I agree with this suggestion.

[tswfi]

Depends on the public data. If it is static assets like images that are distributed with the module then yes. If it is public data that was uploaded by the merchant/storefront user it should not live inside the module code. Quite a few modules for example create css files according to some settings and those files are specific for that shop.

[Hlavtox]

Exactly, what came with the module should stay there. What was created after (whatever way)č, in the new folders.

[Hlavtox]

@PrestaShop/committers Hi guys, can we extend on this and possibly push it to finish before v9?
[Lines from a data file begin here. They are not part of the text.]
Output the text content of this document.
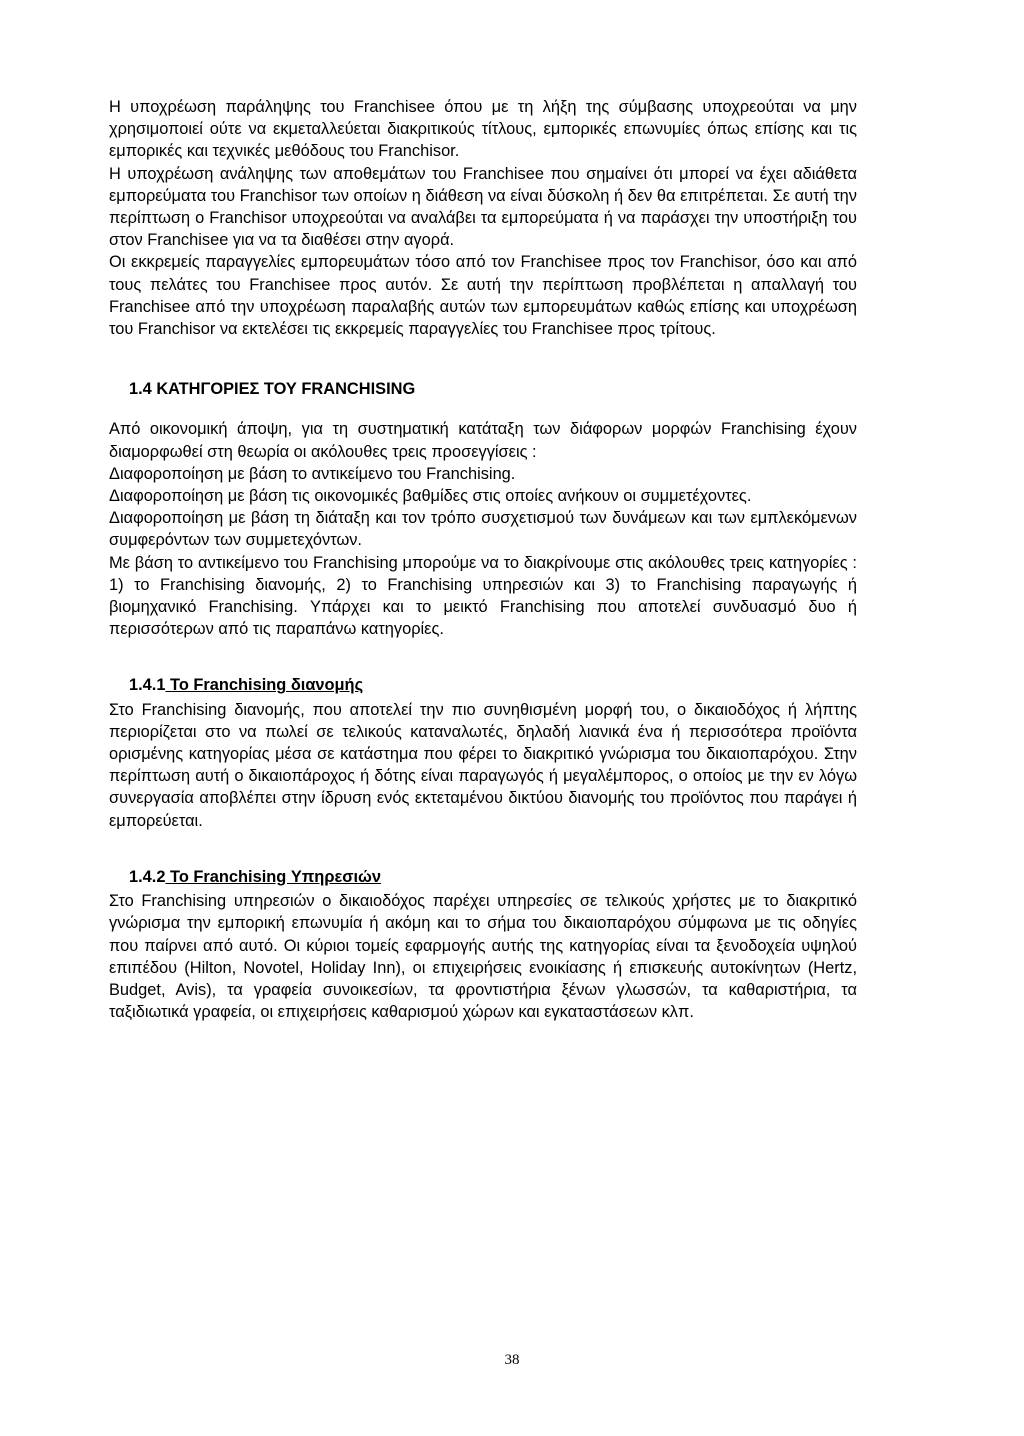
Η υποχρέωση παράληψης του Franchisee όπου με τη λήξη της σύμβασης υποχρεούται να μην χρησιμοποιεί ούτε να εκμεταλλεύεται διακριτικούς τίτλους, εμπορικές επωνυμίες όπως επίσης και τις εμπορικές και τεχνικές μεθόδους του Franchisor.

Η υποχρέωση ανάληψης των αποθεμάτων του Franchisee που σημαίνει ότι μπορεί να έχει αδιάθετα εμπορεύματα του Franchisor των οποίων η διάθεση να είναι δύσκολη ή δεν θα επιτρέπεται. Σε αυτή την περίπτωση ο Franchisor υποχρεούται να αναλάβει τα εμπορεύματα ή να παράσχει την υποστήριξη του στον Franchisee για να τα διαθέσει στην αγορά.

Οι εκκρεμείς παραγγελίες εμπορευμάτων τόσο από τον Franchisee προς τον Franchisor, όσο και από τους πελάτες του Franchisee προς αυτόν. Σε αυτή την περίπτωση προβλέπεται η απαλλαγή του Franchisee από την υποχρέωση παραλαβής αυτών των εμπορευμάτων καθώς επίσης και υποχρέωση του Franchisor να εκτελέσει τις εκκρεμείς παραγγελίες του Franchisee προς τρίτους.

1.4 ΚΑΤΗΓΟΡΙΕΣ ΤΟΥ FRANCHISING

Από οικονομική άποψη, για τη συστηματική κατάταξη των διάφορων μορφών Franchising έχουν διαμορφωθεί στη θεωρία οι ακόλουθες τρεις προσεγγίσεις :

Διαφοροποίηση με βάση το αντικείμενο του Franchising.

Διαφοροποίηση με βάση τις οικονομικές βαθμίδες στις οποίες ανήκουν οι συμμετέχοντες.

Διαφοροποίηση με βάση τη διάταξη και τον τρόπο συσχετισμού των δυνάμεων και των εμπλεκόμενων συμφερόντων των συμμετεχόντων.

Με βάση το αντικείμενο του Franchising μπορούμε να το διακρίνουμε στις ακόλουθες τρεις κατηγορίες : 1) το Franchising διανομής, 2) το Franchising υπηρεσιών και 3) το Franchising παραγωγής ή βιομηχανικό Franchising. Υπάρχει και το μεικτό Franchising που αποτελεί συνδυασμό δυο ή περισσότερων από τις παραπάνω κατηγορίες.

1.4.1 Το Franchising διανομής

Στο Franchising διανομής, που αποτελεί την πιο συνηθισμένη μορφή του, ο δικαιοδόχος ή λήπτης περιορίζεται στο να πωλεί σε τελικούς καταναλωτές, δηλαδή λιανικά ένα ή περισσότερα προϊόντα ορισμένης κατηγορίας μέσα σε κατάστημα που φέρει το διακριτικό γνώρισμα του δικαιοπαρόχου. Στην περίπτωση αυτή ο δικαιοπάροχος ή δότης είναι παραγωγός ή μεγαλέμπορος, ο οποίος με την εν λόγω συνεργασία αποβλέπει στην ίδρυση ενός εκτεταμένου δικτύου διανομής του προϊόντος που παράγει ή εμπορεύεται.

1.4.2 Το Franchising Υπηρεσιών

Στο Franchising υπηρεσιών ο δικαιοδόχος παρέχει υπηρεσίες σε τελικούς χρήστες με το διακριτικό γνώρισμα την εμπορική επωνυμία ή ακόμη και το σήμα του δικαιοπαρόχου σύμφωνα με τις οδηγίες που παίρνει από αυτό. Οι κύριοι τομείς εφαρμογής αυτής της κατηγορίας είναι τα ξενοδοχεία υψηλού επιπέδου (Hilton, Novotel, Holiday Inn), οι επιχειρήσεις ενοικίασης ή επισκευής αυτοκίνητων (Hertz, Budget, Avis), τα γραφεία συνοικεσίων, τα φροντιστήρια ξένων γλωσσών, τα καθαριστήρια, τα ταξιδιωτικά γραφεία, οι επιχειρήσεις καθαρισμού χώρων και εγκαταστάσεων κλπ.

38
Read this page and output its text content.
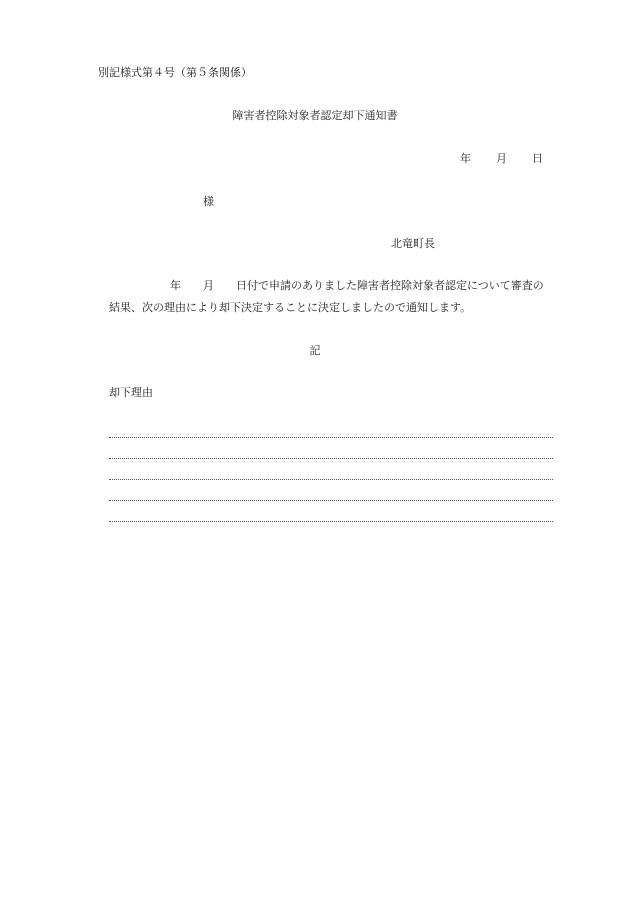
別記様式第４号（第５条関係）
障害者控除対象者認定却下通知書
年 月 日
様
北竜町長
年 月 日付で申請のありました障害者控除対象者認定について審査の
結果、次の理由により却下決定することに決定しましたので通知します。
記
却下理由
The propositions before sound good, maybe with a slight change to cache directory:

• /modules/[modulename] is where the module CODE goes. Module should not write anything to this folder.
• /var/cache/[env]/modules/[modulename] is for cached data. Cached data exists for performance reasons and cleared up at any time. The module must be able to reconstruct it at any time. This is a slight change to @eternoendless proposition, because I think it would be much easier to wipe the cache, just by deleting the whole folder.
• /var/modules/[modulename] is where modules can READ & WRITE to filesystem to store their data. Inside that folder, you get two subdirectories:
  • /var/modules/[modulename]/private is for private scratch data, like configuration, private keys, non public data, etc. To access this data publicly, the module must implement a dedicated fetch method that validates access to the requested file path.
  • /var/modules/[modulename]/public is for public assets, like js, CSS and images.

Question:

• How can access to private directory be blocked? By .htaccess? Do we create it dynamically? Maybe it would be easier if the path was /var/modules/private/[modulename], so we can have one main .htaccess there and don't have to think about it.